Mike Christian’s keynote on Wednesday, “Frying Squirrels and Unspun Gyros,” was almost the perfect complement. In addition to lots of disaster porn, he showed us the way out of the predicament, the difference between systems as imagined and systems as they actually are. We build data centers with plenty of backups: UPS supplies, generators, all that. These systems are all extremely well designed, and as imagined, they ought to work. But as Amazon conveniently demonstrated just two days after Velocity ended, they don’t necessarily work in the real world. Christian pointed out that many data center outages are caused by problems in the backup systems; 29% are caused by UPS failures alone.
Given our poor track record at building systems that are really reliable, and given that all our efforts at reliability only lead to systems that are less reliable, what’s the alternative? Move up the stack, and build networks that are resilient: design software so that, when one data center goes down, load is automatically shifted to another data center in a different area. At that point, we can question whether we need backup systems at all. If, when the Virginia data center fails, load can shift to data centers in Oslo, Oregon, and Tokyo until the Virginia data center comes back online, do we really need to spend millions of dollars on backups that are actually making our systems less resilient?

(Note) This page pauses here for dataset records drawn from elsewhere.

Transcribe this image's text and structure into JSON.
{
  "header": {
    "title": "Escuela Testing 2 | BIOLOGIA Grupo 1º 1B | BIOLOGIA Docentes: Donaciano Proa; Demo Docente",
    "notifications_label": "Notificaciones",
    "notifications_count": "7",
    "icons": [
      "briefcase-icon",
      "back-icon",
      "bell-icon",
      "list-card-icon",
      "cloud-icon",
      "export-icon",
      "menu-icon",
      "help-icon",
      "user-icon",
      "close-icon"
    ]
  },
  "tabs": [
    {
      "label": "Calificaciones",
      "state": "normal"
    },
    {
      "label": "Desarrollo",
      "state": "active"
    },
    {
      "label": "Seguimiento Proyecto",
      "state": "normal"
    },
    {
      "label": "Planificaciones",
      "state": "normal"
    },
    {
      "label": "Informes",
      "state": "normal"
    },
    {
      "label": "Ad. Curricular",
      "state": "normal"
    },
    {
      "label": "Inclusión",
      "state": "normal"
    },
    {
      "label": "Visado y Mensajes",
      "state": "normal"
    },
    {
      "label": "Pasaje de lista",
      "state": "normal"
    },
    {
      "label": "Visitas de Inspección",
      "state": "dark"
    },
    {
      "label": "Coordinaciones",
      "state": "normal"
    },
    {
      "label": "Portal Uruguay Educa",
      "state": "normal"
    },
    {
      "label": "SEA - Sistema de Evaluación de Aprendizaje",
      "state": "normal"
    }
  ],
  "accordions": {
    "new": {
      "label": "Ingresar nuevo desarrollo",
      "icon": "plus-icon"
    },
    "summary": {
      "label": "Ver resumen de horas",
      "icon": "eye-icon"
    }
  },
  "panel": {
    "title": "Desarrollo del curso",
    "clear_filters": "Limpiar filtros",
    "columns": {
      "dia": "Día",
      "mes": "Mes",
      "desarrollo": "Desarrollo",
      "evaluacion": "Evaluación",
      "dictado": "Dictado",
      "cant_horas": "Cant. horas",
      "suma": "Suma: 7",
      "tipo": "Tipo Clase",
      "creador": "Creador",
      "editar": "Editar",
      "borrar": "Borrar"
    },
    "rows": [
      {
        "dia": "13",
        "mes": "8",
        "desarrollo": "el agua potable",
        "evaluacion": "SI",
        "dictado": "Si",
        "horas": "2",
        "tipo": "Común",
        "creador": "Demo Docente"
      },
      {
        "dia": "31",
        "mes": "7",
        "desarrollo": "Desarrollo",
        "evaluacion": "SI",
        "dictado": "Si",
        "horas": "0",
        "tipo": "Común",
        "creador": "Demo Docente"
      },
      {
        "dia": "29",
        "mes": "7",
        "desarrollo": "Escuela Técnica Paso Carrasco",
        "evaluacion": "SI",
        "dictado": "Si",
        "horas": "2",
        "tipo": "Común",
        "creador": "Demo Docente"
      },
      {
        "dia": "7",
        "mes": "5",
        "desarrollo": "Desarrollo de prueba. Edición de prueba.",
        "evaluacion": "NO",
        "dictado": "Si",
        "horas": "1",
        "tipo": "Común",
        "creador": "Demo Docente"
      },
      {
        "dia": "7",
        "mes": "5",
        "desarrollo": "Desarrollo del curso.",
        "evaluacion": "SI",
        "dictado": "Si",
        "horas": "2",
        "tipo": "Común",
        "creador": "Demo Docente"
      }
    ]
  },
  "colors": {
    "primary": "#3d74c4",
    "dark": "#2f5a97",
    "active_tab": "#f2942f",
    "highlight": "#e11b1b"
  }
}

It’s hard to leave Velocity without mentioning John Rauser’s talk. Rauser is one of my favorite speakers, and his talk focusing on the London Cholera epidemic of 1854 was a masterpiece. We’re all familiar with looking at summary statistics and ignoring the outlying data. Rauser demonstrated that the outliers are often the most important: they’re exactly what you need to prove your point. In the context of operations, rather than epidemiology, outliers often show the appearance of new failure mode. Look at the tail of your data; that’s where you’ll get a preview of your next outage, even if you’re not experiencing any problems now.
If you missed Velocity, you missed a great event. We’re looking forward to seeing you next year, and in the meantime, building a faster, stronger web.